Policy changes for the decarbonisation of social housing.

Original Article
January 27th, 2023


Following the autumn statement, the introduction of two new versions of ECO and both Welsh and Scottish government’s planning changes to their housing standards, there is a lot to consider for how social homes will decarbonise. However, in an already crowded policy space are more schemes and standards really what the sector needs?

This article will provide an overview of the recent announcements to give some clarity on what the expectations now are for social homes and what support there is to achieve them.

Autumn Statement

The autumn statement delivered last November held significant implications for the decarbonisation of the built environment. With the government setting a new interim target to reduce the nation’s energy consumption by 15% by 2030 compared to 2021 levels. To support this goal the government have promised an energy efficiency task force and £6bn funding for efficiency measures between the years 2025 and 2028.

Although the government is yet to announce the specifics of the task force, it has already created excitement within the housing industry. Sector leaders like Hannah Vickers, chief of staff at Mace have recognised the impetus an effective task force could have on accelerating the retrofit market. Equally promising is the £6bn funding which will be added to the Help to Heat pot that has already been earmarked £6.6bn for this Parliamentary session.

The two main schemes through which this funding will be delivered to social homes is the Social Housing and Decarbonisation Fund (SHDF) and the Energy Company Obligation (ECO). The most recent round of SHDF funding, Wave 2.1, is now closed for new applications. However, the next iteration of the ECO scheme, ECO4, came into force in July 2022 and will be running until March 2026.


ECO4 will oversee the delivery of £1bn worth of home improvements for each year of operation. In the social housing sector properties between EPC rating band D-G will be supported. The scheme places a minimum improvement requirement on energy companies to elevate EPC bands F-G properties to a band E and band E-D properties to a band C.

Improvements for EPC band E-G homes are limited to insulation, first time central heating, renewable heating, district heating connection and innovation measures. Whist band D homes will only be eligible for innovation measures.

Innovation measures form one of three routes unique to ECO4 which support the delivery of measures that can provide further efficiency improvements, different to those typically supported by ECO. These measures fall under the guise of New Measures and Products (NMAP). Despite there being no obligation for suppliers to use NMAP routes, it creates the opportunity for a greater variety of new technologies to make their way into social housing.


As well as supporting more measures, ECO will be opened to a wider pool of homes through ECO+, a complementary fund to ECO4.

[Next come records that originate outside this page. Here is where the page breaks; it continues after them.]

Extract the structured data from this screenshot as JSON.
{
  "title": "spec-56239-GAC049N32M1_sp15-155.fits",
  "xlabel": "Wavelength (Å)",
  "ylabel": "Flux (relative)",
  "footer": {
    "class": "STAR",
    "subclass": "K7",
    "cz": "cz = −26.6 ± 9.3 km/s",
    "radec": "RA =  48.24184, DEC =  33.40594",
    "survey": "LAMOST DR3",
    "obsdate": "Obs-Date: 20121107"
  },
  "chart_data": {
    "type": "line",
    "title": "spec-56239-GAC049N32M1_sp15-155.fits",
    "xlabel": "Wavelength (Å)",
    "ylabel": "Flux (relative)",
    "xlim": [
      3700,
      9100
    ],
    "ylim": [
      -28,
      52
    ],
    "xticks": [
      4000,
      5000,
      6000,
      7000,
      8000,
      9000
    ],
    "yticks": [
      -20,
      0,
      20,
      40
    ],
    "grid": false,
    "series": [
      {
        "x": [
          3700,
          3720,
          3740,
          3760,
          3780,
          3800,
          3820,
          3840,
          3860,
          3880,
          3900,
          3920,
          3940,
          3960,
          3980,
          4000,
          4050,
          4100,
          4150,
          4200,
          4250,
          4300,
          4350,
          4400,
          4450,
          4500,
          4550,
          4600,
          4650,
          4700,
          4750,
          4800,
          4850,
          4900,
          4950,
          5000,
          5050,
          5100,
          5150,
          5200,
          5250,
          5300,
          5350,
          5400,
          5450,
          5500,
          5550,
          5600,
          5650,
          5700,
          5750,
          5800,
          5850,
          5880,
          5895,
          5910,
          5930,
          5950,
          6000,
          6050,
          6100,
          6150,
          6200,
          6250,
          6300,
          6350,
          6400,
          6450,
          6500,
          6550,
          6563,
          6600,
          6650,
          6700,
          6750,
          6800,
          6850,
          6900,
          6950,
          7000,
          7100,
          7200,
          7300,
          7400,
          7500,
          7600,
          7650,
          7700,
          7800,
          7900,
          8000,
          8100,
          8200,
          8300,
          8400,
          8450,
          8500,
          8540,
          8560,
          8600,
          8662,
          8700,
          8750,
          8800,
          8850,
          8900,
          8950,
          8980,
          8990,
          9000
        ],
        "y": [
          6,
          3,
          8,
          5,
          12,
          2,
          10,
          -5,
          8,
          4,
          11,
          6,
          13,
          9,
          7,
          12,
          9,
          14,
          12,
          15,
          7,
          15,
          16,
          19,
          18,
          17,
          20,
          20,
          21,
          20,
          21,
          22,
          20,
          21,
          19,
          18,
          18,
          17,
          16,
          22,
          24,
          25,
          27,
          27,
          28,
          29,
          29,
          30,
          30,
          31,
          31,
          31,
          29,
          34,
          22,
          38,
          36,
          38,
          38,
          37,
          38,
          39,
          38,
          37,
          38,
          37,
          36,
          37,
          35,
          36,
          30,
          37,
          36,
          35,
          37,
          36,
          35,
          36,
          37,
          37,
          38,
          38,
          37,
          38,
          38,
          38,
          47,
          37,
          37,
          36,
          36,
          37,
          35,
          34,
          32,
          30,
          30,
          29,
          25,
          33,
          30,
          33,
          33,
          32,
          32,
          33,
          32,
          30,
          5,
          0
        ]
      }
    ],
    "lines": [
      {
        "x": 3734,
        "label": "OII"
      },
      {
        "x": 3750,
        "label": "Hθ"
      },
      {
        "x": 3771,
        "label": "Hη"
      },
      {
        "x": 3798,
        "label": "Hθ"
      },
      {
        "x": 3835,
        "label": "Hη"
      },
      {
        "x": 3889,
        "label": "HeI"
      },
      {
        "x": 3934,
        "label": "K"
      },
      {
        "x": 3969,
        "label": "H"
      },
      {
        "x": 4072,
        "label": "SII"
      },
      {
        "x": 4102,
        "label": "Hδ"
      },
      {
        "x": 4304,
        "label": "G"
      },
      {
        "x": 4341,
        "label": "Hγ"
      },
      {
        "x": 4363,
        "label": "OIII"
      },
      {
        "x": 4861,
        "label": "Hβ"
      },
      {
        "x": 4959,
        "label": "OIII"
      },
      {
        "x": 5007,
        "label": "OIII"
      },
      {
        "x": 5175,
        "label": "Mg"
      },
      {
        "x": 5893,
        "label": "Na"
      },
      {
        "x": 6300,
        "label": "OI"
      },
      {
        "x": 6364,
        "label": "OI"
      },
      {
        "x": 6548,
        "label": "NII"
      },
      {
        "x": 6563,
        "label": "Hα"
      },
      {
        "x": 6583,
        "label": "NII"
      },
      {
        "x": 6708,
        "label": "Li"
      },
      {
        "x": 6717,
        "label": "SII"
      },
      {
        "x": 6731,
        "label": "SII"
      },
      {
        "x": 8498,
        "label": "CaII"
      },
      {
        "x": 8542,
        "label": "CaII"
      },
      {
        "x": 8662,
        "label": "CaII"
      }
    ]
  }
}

Set to launch in spring 2023, ECO + will deliver a further £1bn of home improvements. 80% of which will be for the least efficient homes in council tax bands A-D, who are currently not supported by other schemes. The remaining 20% will mirror ECO4 eligibility.

This will allow energy companies to target more of the least efficient homes in the UK by expanding eligibility passed those on specific means tested benefits.

Energy Efficiency for Social Housing Scotland

In Scotland, the Energy Efficiency Standard for Social Housing post 2020 (EESSH2) is currently under review. The review began in September 2022 after the Zero Emissions Social Housing Task force (ZEST) recommended EESSH2 was looked at again to better align and strengthen it with net zero. The review is being carried out with the help of the social housing sector and is estimated to take nine months, following its completion the recommendations will be up for consultation before the final proposals are submitted to the Scottish Ministers.

During the review process the current 2025 and 2032 milestones are on hold as it seems likely the goalposts of the standard will be moved.

To ensure progress towards decarbonisation is made in the meantime there are a set of interim targets that focus on prioritising cost-effective measures that offer the greatest energy reductions.

Welsh Quality Homes Standard

Similarly, the Welsh government are updating their standards for social housing, having drafted a new version of their Welsh Quality Homes Standard (WQHS), labelled the WQHS2023. The standard is being updated to ensure it more accurately works toward the decarbonisation of the social housing stock. Although the current standard contains some goals for net zero, the updated version takes this a step farther, proposing to set a minimum target for homes to reach an EPC band A and an Environmental Impact Rating of 92 by 2033. This is a progressive approach from Wales, setting the highest standards for social homes in the whole of the UK if the drafted proposals become enshrined.

Finally, with Chris Skidmore’s Net Zero Review having recently been released there may be even more developments to help improve social homes in 2023. After the review recommended that efficiency funding for the least able to pay be expanded, making direct reference to the SHDF, it is likely we will see more funding made available in due course.